Uttarakhand’s natural beauty has captivated tourists and residents alike for centuries. Wildlife and nature enthusiasts, pilgrims, and even those wanting an escape from city life have turned to the serenity of Uttarakhand’s lush green mountains, fresh air, and the sacred Ganges river that runs through this North Indian state, often called ‘the Land of the Gods.’
Beyond its scenic beauty, Uttarakhand is also well-known for the cannabis that naturally grows all over the state. Cannabis has traditionally been associated with the holy men of this region but recently has seen an increase in consumption by the local population and tourists. Over the years, however, drug consumption has shifted towards heroin and brown sugar. Severe punishments given to drug offenders by the government for using these substance have motivated users to shift to injecting pharmaceutical cocktails, sold not by pharmacies but by local residents who bring them from outside the state.
New options for drug use have also led to an increase in number of people who inject drugs (PWID) and growing numbers who are infected with HIV, Hepatitis C and TB from sharing of syringes. Prolonged drug use impacts individual productivity. Most PWID are unable to keep steady jobs; they have limited financial resources, little family support or no meaningful access to drug treatment facilities. Social stigma and exclusion are constant features of daily life for PWID in Uttarakhand. Marginalized, they are routinely treated with disrespect and denied access to services they need, including healthcare.
Mindful of the current state of drug use in Uttarakhand, Alliance India’s Hridaya programme is working with seven organisations to offer harm reduction services in four districts, including the holy town of Haridwar and the state capital of Dehradun. Aiming to cover all PWID in these areas over the next two years, the programme will focus on the unmet needs of this vulnerable populations and complement activities in the state under India’s National AIDS Control Programme.
In addition to providing PWID with Hepatitis C education and overdose management, Hridaya will also encourage Hepatitis C testing, work with families of PWID to strengthen community mobilization, establish legal support and crisis response teams, and offer counselling on sexual and reproductive health, along with service referrals. To improve implementation and impact, the programme will also conduct drug pattern assessments to understand the dynamics of drug use in the state to respond more effectively to the needs of PWID.
In January 2013, the Hridaya team trained 30 newly recruited staff in Uttarakhand, including project officers, outreach workers, peer educators and peer counsellors from six CBOs. In these sessions, special effort has also been made to increase capacity overall and specifically train women in these roles to respond more effectively to the needs of female PWID. Similar staff trainings were held in Hridaya’s two other focus states, Haryana and Bihar.

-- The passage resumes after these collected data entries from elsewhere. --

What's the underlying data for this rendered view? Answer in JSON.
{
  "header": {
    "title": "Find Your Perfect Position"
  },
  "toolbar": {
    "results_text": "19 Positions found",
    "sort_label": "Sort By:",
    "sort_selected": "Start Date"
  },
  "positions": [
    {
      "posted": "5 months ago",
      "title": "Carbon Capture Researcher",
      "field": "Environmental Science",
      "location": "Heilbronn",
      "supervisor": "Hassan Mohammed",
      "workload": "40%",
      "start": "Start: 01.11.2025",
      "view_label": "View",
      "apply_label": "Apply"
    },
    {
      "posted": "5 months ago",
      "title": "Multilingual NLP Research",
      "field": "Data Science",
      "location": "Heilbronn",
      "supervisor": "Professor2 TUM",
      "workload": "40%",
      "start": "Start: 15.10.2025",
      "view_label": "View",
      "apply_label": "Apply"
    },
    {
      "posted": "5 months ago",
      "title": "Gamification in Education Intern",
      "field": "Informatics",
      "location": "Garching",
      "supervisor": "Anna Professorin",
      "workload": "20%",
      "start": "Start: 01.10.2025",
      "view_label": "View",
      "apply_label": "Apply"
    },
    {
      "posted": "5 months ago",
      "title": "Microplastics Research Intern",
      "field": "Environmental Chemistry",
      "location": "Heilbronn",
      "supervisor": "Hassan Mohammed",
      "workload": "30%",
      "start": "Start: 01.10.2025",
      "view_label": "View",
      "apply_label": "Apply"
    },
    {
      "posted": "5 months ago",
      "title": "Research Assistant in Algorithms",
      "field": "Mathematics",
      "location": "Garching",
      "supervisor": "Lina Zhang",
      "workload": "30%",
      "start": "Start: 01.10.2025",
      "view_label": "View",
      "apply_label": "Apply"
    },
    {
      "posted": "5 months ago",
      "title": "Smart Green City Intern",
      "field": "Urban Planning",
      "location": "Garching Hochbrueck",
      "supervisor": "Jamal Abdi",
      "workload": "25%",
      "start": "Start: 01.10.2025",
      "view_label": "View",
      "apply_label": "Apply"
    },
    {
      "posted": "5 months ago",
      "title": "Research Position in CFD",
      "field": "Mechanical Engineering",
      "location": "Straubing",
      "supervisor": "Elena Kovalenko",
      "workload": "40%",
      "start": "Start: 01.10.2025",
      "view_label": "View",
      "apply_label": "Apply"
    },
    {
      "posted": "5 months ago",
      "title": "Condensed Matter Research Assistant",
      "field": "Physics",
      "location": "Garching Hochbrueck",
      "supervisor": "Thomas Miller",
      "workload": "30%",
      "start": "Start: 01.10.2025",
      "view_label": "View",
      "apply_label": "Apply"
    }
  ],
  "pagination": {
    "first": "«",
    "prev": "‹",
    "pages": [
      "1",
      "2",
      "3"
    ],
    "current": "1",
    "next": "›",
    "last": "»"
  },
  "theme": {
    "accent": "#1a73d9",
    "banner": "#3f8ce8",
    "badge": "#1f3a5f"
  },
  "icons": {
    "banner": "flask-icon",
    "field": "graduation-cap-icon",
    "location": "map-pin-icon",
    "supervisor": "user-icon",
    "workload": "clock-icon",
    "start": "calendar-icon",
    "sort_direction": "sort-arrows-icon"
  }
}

Hridaya’s three-day training on harm reduction uses an intensive participatory workshop model featuring various techniques such as interactive presentations, group discussions, demonstrations, and feedback. Topics covered include: an overview of Hridaya; drug basics; drug-related harms; principles of harm reduction; outreach and peer education; Targeted Intervention (TI) prevention interventions under the national programme; needle and syringe exchange; operational aspects of interventions such as demand calculation, waste management and disposal; post-exposure prophylaxis for needle stick injury; sexually-transmitted infections; safer sex; drop-in-centres; service referrals; and networking.
As a guiding principle, Hridaya affirms the essential humanity and worth of PWID. This core value informs both the programme’s goals and its implementation. Building rapport with PWID and gaining their trust are essential steps in harm reduction programming, and Hridaya’s approach is designed to support the expansion of service offerings and demonstrate the importance of harm reduction as a key strategy to address HIV in PWID communities in India.

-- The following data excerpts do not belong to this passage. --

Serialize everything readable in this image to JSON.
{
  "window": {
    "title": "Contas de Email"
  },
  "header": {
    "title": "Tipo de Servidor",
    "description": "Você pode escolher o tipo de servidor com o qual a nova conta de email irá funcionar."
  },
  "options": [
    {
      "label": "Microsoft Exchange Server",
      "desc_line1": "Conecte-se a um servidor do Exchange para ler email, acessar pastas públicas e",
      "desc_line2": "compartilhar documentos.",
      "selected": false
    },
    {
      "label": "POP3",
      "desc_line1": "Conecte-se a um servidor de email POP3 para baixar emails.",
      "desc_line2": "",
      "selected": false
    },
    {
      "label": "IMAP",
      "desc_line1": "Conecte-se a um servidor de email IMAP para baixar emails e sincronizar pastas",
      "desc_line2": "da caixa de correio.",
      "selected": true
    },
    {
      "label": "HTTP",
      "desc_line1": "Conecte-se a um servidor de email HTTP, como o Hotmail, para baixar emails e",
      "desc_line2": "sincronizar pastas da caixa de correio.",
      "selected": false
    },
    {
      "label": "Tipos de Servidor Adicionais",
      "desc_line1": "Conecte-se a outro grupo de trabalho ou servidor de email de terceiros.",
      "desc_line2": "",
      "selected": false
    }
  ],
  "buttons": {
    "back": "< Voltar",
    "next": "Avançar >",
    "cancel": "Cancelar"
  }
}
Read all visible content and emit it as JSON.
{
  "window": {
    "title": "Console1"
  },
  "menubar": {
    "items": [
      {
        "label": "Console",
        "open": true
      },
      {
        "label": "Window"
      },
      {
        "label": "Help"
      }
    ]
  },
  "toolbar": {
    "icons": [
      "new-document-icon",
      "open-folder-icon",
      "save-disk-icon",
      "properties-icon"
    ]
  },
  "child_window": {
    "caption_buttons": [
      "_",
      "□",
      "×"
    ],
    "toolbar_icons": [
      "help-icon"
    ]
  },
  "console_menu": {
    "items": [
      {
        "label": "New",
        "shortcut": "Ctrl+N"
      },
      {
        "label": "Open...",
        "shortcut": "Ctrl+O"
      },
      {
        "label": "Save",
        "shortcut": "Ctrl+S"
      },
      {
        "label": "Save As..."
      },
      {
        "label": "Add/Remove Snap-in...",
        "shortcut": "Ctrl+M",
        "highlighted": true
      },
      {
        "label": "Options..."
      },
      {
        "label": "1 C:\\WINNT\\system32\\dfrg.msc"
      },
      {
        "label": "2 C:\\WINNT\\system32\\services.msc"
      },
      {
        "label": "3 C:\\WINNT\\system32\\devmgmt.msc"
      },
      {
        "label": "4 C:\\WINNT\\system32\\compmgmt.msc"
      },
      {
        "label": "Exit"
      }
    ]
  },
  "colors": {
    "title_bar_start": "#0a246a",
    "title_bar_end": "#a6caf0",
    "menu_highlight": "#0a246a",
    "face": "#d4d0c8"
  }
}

The author of this blog, Francis Joseph, is Programme Officer for Alliance India’s Drug Use & Harm Reduction programmes and is based in New Delhi.

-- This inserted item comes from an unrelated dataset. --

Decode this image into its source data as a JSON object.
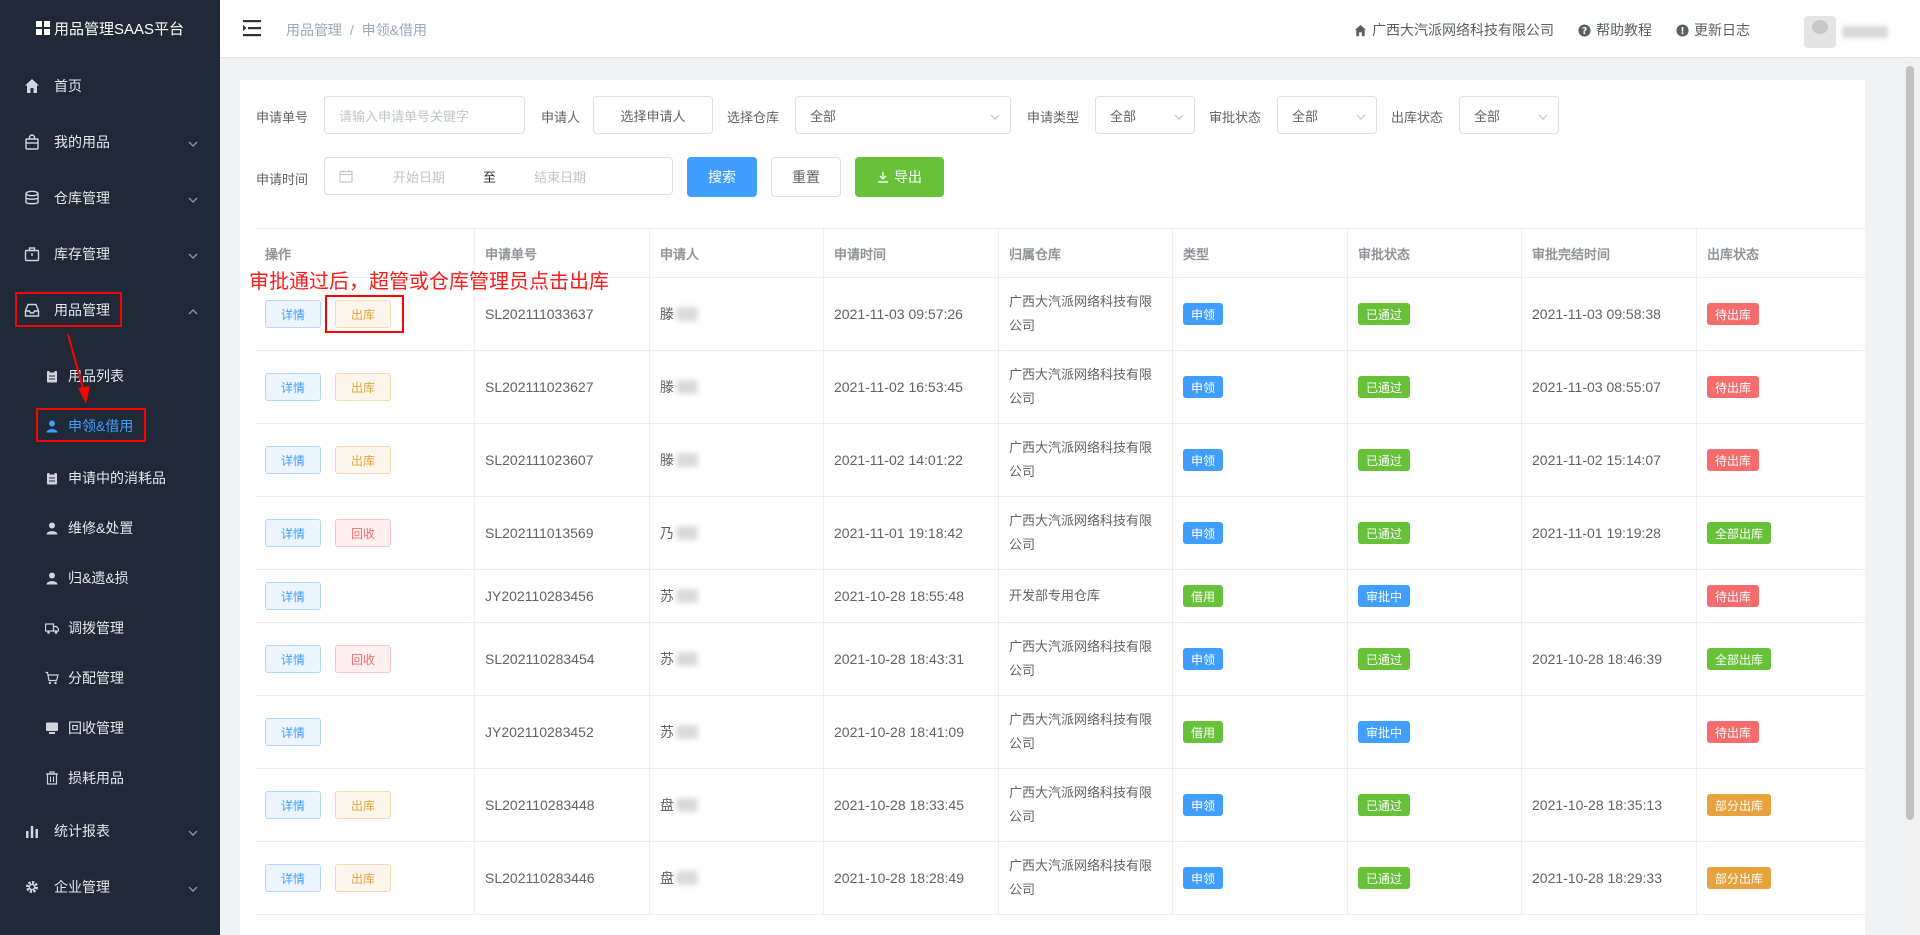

Spanning five countries (India, China, Indonesia, Kenya, and Malaysia), Community Action on Harm Reduction (CAHR) expands harm reduction services to more than 180,000 injecting drug users (IDUs), their partners and children. The programme protects and promotes the rights of these groups by fostering an enabling environment for HIV and harm reduction programming in these five countries. CAHR is supported by the Ministry of Foreign Affairs, Government of Netherlands.
CAHR in India is called ‘Hridaya’ and is implemented by India HIV/AIDS Alliance in partnership with SASO, Sharan, and a number of community-based harm reduction organisations and networks. This programme helps build the capacity of service providers, makes harm reduction programmes more gender-responsive, improves access to services and advocates for the rights of PWIDs. In addition to providing services, Hridaya has a strong capacity building component to support advocacy, knowledge management and improved services for PWIDs.